Your data are really distances (of some form) in the multivariate space spanned by the corpus of words contained in the documents. Dissimilarity data such as these are often ordinated to provide the best k-d mapping of the dissimilarities. Principal coordinates analysis and non-metric multidimensional scaling are two such methods. I would suggest you plot the results of applying one or the other of these methods to your data. I provide examples of both below.
First, load in the data you supplied (without labels at this stage)
con <- textConnection("1.75212
0.8812
1.0573
0.7965
3.0344
1.6955
2.0329
1.1983
0.7261
0.9125
")
vec <- scan(con)
close(con)
What you effectively have is the following distance matrix:
mat <- matrix(ncol = 5, nrow = 5)
mat[lower.tri(mat)] <- vec
colnames(mat) <- rownames(mat) <-
c("codeofhammurabi","crete","iraqi","magnacarta","us")
> mat
codeofhammurabi crete iraqi magnacarta us
codeofhammurabi NA NA NA NA NA
crete 1.75212 NA NA NA NA
iraqi 0.88120 3.0344 NA NA NA
magnacarta 1.05730 1.6955 1.1983 NA NA
us 0.79650 2.0329 0.7261 0.9125 NA
R, in general, needs a dissimilarity object of class "dist"

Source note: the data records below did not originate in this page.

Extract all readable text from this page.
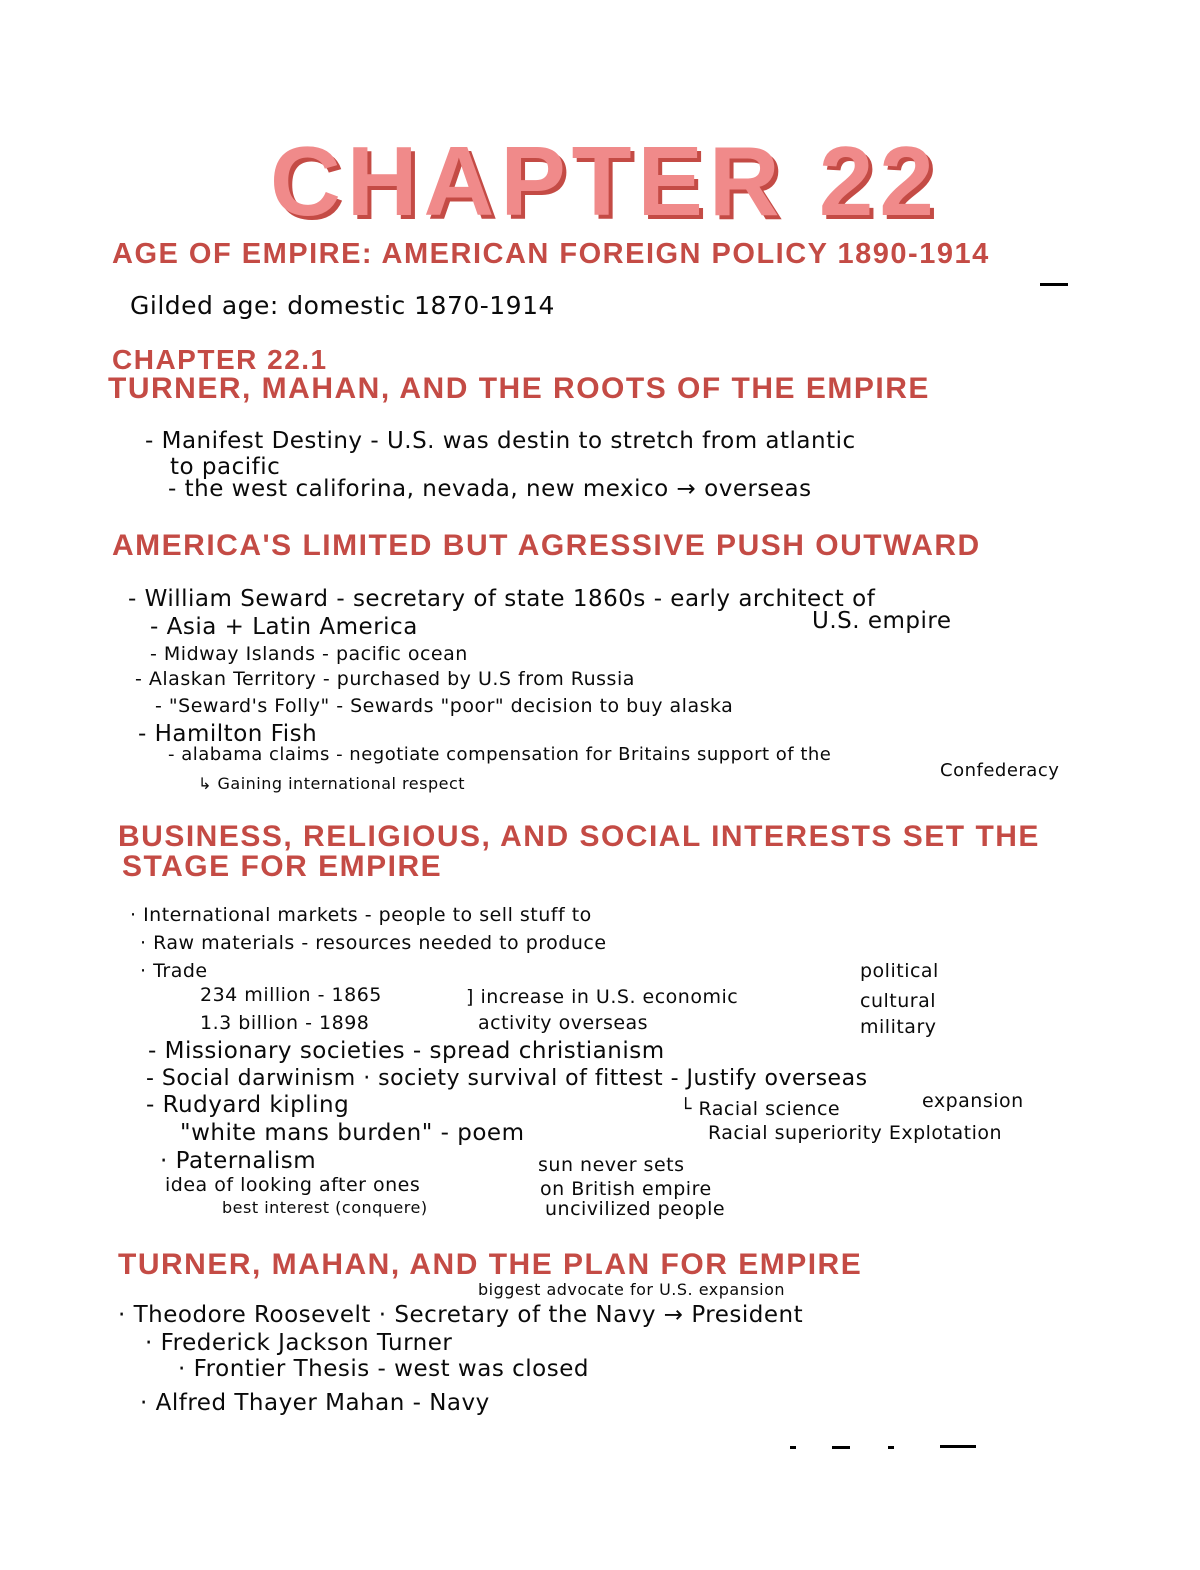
CHAPTER 22
AGE OF EMPIRE: AMERICAN FOREIGN POLICY 1890-1914
Gilded age: domestic 1870-1914
CHAPTER 22.1
TURNER, MAHAN, AND THE ROOTS OF THE EMPIRE
- Manifest Destiny - U.S. was destin to stretch from atlantic
to pacific
- the west califorina, nevada, new mexico → overseas
AMERICA'S LIMITED BUT AGRESSIVE PUSH OUTWARD
- William Seward - secretary of state 1860s - early architect of
U.S. empire
- Asia + Latin America
- Midway Islands - pacific ocean
- Alaskan Territory - purchased by U.S from Russia
- "Seward's Folly" - Sewards "poor" decision to buy alaska
- Hamilton Fish
- alabama claims - negotiate compensation for Britains support of the
Confederacy
↳ Gaining international respect
BUSINESS, RELIGIOUS, AND SOCIAL INTERESTS SET THE
STAGE FOR EMPIRE
· International markets - people to sell stuff to
· Raw materials - resources needed to produce
· Trade
234 million - 1865
1.3 billion - 1898
] increase in U.S. economic
activity overseas
political
cultural
military
- Missionary societies - spread christianism
- Social darwinism · society survival of fittest - Justify overseas
expansion
- Rudyard kipling	└ Racial science
"white mans burden" - poem	Racial superiority Explotation
· Paternalism
idea of looking after ones
best interest (conquere)
sun never sets
on British empire
uncivilized people
TURNER, MAHAN, AND THE PLAN FOR EMPIRE
biggest advocate for U.S. expansion
· Theodore Roosevelt · Secretary of the Navy → President
· Frederick Jackson Turner
· Frontier Thesis - west was closed
· Alfred Thayer Mahan - Navy
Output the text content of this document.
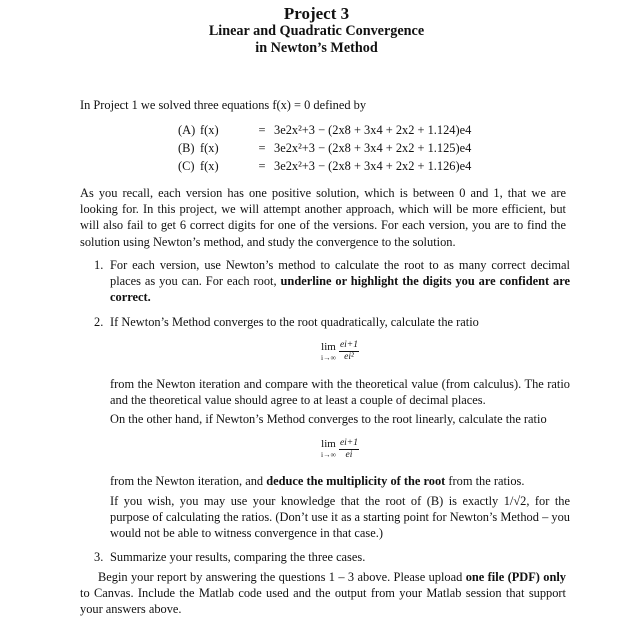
Project 3
Linear and Quadratic Convergence
in Newton’s Method
In Project 1 we solved three equations f(x) = 0 defined by
(A) f(x)	= 3e2x²+3 − (2x8 + 3x4 + 2x2 + 1.124)e4
(B) f(x)	= 3e2x²+3 − (2x8 + 3x4 + 2x2 + 1.125)e4
(C) f(x)	= 3e2x²+3 − (2x8 + 3x4 + 2x2 + 1.126)e4
As you recall, each version has one positive solution, which is between 0 and 1, that we are looking for. In this project, we will attempt another approach, which will be more efficient, but will also fail to get 6 correct digits for one of the versions. For each version, you are to find the solution using Newton’s method, and study the convergence to the solution.
1. For each version, use Newton’s method to calculate the root to as many correct decimal places as you can. For each root, underline or highlight the digits you are confident are correct.

2. If Newton’s Method converges to the root quadratically, calculate the ratio

lim
$i\to\infty \frac{ei+1}{\text{ei²}}$

from the Newton iteration and compare with the theoretical value (from calculus). The ratio and the theoretical value should agree to at least a couple of decimal places.

On the other hand, if Newton’s Method converges to the root linearly, calculate the ratio

lim
$i\to\infty \frac{ei+1}{ei}$

from the Newton iteration, and deduce the multiplicity of the root from the ratios.

If you wish, you may use your knowledge that the root of (B) is exactly 1/√2, for the purpose of calculating the ratios. (Don’t use it as a starting point for Newton’s Method – you would not be able to witness convergence in that case.)

3. Summarize your results, comparing the three cases.

Begin your report by answering the questions 1 – 3 above. Please upload one file (PDF) only to Canvas. Include the Matlab code used and the output from your Matlab session that support your answers above.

. We could use as.dist(mat)
now to get such an object, or we could skip creating mat
and go straight to the "dist"
object like this:
class(vec) <- "dist"
attr(vec, "Labels") <- c("codeofhammurabi","crete","iraqi","magnacarta","us")
attr(vec, "Size") <- 5
attr(vec, "Diag") <- FALSE
attr(vec, "Upper") <- FALSE
> vec
codeofhammurabi crete iraqi magnacarta
crete 1.75212
iraqi 0.88120 3.03440
magnacarta 1.05730 1.69550 1.19830
us 0.79650 2.03290 0.72610 0.91250
Now we have an object of the right type we can ordinate it. R has many packages and functions for doing this (see the Multivariate or Environmetrics Task Views on CRAN), but I'll use the vegan package as I am somewhat familiar with it...
require("vegan")
Principal coordinates
First I illustrate how to do principal coordinates analysis on your data using vegan.
pco <- capscale(vec ~ 1, add = TRUE)
pco
> pco
Call: capscale(formula = vec ~ 1, add = TRUE)
Inertia Rank
Total 10.42
Unconstrained 10.42 3
Inertia is squared Unknown distance (euclidified)
Eigenvalues for unconstrained axes:
MDS1 MDS2 MDS3
7.648 1.672 1.098
Constant added to distances: 0.7667353
The first PCO axis is by far the most important at explaining the between text differences, as exhibited by the Eigenvalues. An ordination plot can now be produced by plotting the Eigenvectors of the PCO, using the plot
method
plot(pco)
which produces
Non-metric multidimensional scaling
A non-metric multidimensional scaling (nMDS) does not attempt to find a low dimensional representation of the original distances in an Euclidean space. Instead it tries to find a mapping in k dimensions that best preserves the rank ordering of the distances between observations. There is no closed-form solution to this problem (unlike the PCO applied above) and an iterative algorithm is required to provide a solution. Random starts are advised to assure yourself that the algorithm hasn't converged to a sub-optimal, locally optimal solution. Vegan's metaMDS
function incorporates these features and more besides. If you want plain old nMDS, then see isoMDS
in package MASS.
set.seed(42)
sol <- metaMDS(vec)
> sol
Call:
metaMDS(comm = vec)
global Multidimensional Scaling using monoMDS
Data: vec
Distance: user supplied
Dimensions: 2
Stress: 0
Stress type 1, weak ties
No convergent solutions - best solution after 20 tries
Scaling: centring, PC rotation
Species: scores missing
With this small data set we can essentially represent the rank ordering of the dissimilarities perfectly (hence the warning, not shown). A plot can be achieved using the plot
method
plot(sol, type = "text", display = "sites")
which produces
In both cases the distance on the plot between samples is the best 2-d approximation of their dissimilarity. In the case of the PCO plot, it is a 2-d approximation of the real dissimilarity (3 dimensions are needed to represent all of the dissimilarities fully), whereas in the nMDS plot, the distance between samples on the plot reflects the rank dissimilarity not the actual dissimilarity between observations. But essentially distances on the plot represent the computed dissimilarities. Texts that are close together are most similar, texts located far apart on the plot are the most dissimilar to one another.